O assalto às pensões e depósitos
Em finais de 2024, aquando da indigitação dos comissários, na carta de missão dirigida por Ursula Von Der Leyen à antiga ministra das finanças de Passos Coelho, Maria Luís Albuquerque, uma das suas principiais missões era a da criação da chamada União das Poupanças e Investimentos (UPI). De acordo com a presidente da Comissão, este passo no aprofundamento da integração capitalista iria desbloquear investimento privado substancial. Para isso, seria necessário, por exemplo, ajudar as pessoas a poupar melhor, estimular regimes privados e profissionais de pensões, nomeadamente através do aprofundamento daquilo a que chamam um produto pan-europeu de pensões. Com estas medidas o objectivo era que esses montantes pudessem depois ser utilizados para “financiar a economia” e dar suporte aos objectivos estratégicos da UE.
Trocando por miúdos, a intenção por detrás das estudadas palavras é a de colocar as poupanças de cada um e o dinheiro das suas pensões a financiar a guerra, a corrida aos armamentos e a chamada competitividade, isto é, a transferência de mais e mais milhões de euros para os grandes grupos económicos.
Foi com este objectivo que Maria Luís Albuquerque apresentou, na passada semana, o primeiro pacote de medidas para a concretização da UPI.
A eventual criação desta “união” constitui um passo mais no aprofundamento do federalismo e um passo em frente no processo de integração capitalista. Tendo enfrentado dificuldades no aprofundamento da chamada “União dos Mercados de Capitais”, a Comissão Europeia tenta, agora, aproveitar o balanço da política dos “inimigos externos” para, recauchutando objectivos antigos e incluindo novos objectivos, conseguir avançar naquilo que, até agora, não tinha conseguido avançar à velocidade que almejava.

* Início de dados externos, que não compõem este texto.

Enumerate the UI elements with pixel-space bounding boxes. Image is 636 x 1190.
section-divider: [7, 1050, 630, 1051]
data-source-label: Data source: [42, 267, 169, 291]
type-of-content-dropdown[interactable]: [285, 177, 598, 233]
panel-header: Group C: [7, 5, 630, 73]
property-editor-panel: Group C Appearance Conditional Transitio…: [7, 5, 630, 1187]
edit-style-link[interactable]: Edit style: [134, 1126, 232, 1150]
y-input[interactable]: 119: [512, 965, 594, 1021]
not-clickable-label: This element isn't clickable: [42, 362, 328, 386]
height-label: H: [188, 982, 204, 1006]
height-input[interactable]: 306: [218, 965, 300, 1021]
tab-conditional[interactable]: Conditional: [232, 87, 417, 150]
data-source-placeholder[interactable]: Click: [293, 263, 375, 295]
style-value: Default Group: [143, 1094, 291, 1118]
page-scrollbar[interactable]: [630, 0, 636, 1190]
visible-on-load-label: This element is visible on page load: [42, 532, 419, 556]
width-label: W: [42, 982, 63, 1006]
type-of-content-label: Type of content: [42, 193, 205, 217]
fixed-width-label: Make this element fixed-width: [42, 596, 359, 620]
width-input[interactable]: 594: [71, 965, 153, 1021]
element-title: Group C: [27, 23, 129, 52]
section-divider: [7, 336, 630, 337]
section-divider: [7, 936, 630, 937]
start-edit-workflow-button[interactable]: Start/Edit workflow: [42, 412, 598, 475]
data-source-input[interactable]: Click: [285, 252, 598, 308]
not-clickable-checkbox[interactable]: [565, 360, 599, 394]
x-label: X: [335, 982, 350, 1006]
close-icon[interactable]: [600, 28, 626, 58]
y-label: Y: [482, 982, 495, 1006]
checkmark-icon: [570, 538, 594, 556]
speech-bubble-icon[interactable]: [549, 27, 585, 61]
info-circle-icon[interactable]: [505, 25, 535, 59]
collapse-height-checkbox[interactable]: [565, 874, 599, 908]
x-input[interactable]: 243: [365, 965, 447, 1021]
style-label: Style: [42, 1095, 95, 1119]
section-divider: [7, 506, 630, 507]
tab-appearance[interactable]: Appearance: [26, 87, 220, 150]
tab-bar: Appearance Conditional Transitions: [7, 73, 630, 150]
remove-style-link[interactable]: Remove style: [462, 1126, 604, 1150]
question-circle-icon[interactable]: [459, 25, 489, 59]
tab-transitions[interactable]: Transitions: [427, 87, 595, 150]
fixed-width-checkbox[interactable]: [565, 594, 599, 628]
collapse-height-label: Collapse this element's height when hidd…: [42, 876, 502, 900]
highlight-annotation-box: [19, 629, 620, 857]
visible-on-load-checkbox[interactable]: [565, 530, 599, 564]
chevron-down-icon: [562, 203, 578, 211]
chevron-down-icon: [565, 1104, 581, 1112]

Não deixa de ser um tanto ou quanto caricata a forma como parece querer reunir o consenso. Não se ficando apenas pelos chamados mercados financeiros, pelas bolsas de valores, mas colocando um novo elemento de ataque, as poupanças dos trabalhadores e das suas famílias e as merecidas pensões após anos de trabalho.
Aqueles a quem esta Comissão serve e cujos interesses defende com unhas e dentes, os grandes grupos económicos e os monopólios, só podem estar satisfeitos com estes passos e certamente irão recompensar devidamente quem os impulsa. Os anos passam, as funções alteram-se, mas Maria Luís Albuquerque não deixa de defender os mesmos interesses que defendeu no período da troika e do pacto de agressão.
O mesmo nível de coerência poderão esperar do PCP. Coerência a dar o mais firme e decisivo combate a estas políticas, na defesa de quem trabalhou uma vida inteira. Na defesa das suas poupanças e pensões. Na defesa intransigente da Segurança Social pública, universal e solidária.
Agora pergunto: De que lado estará o Governo português?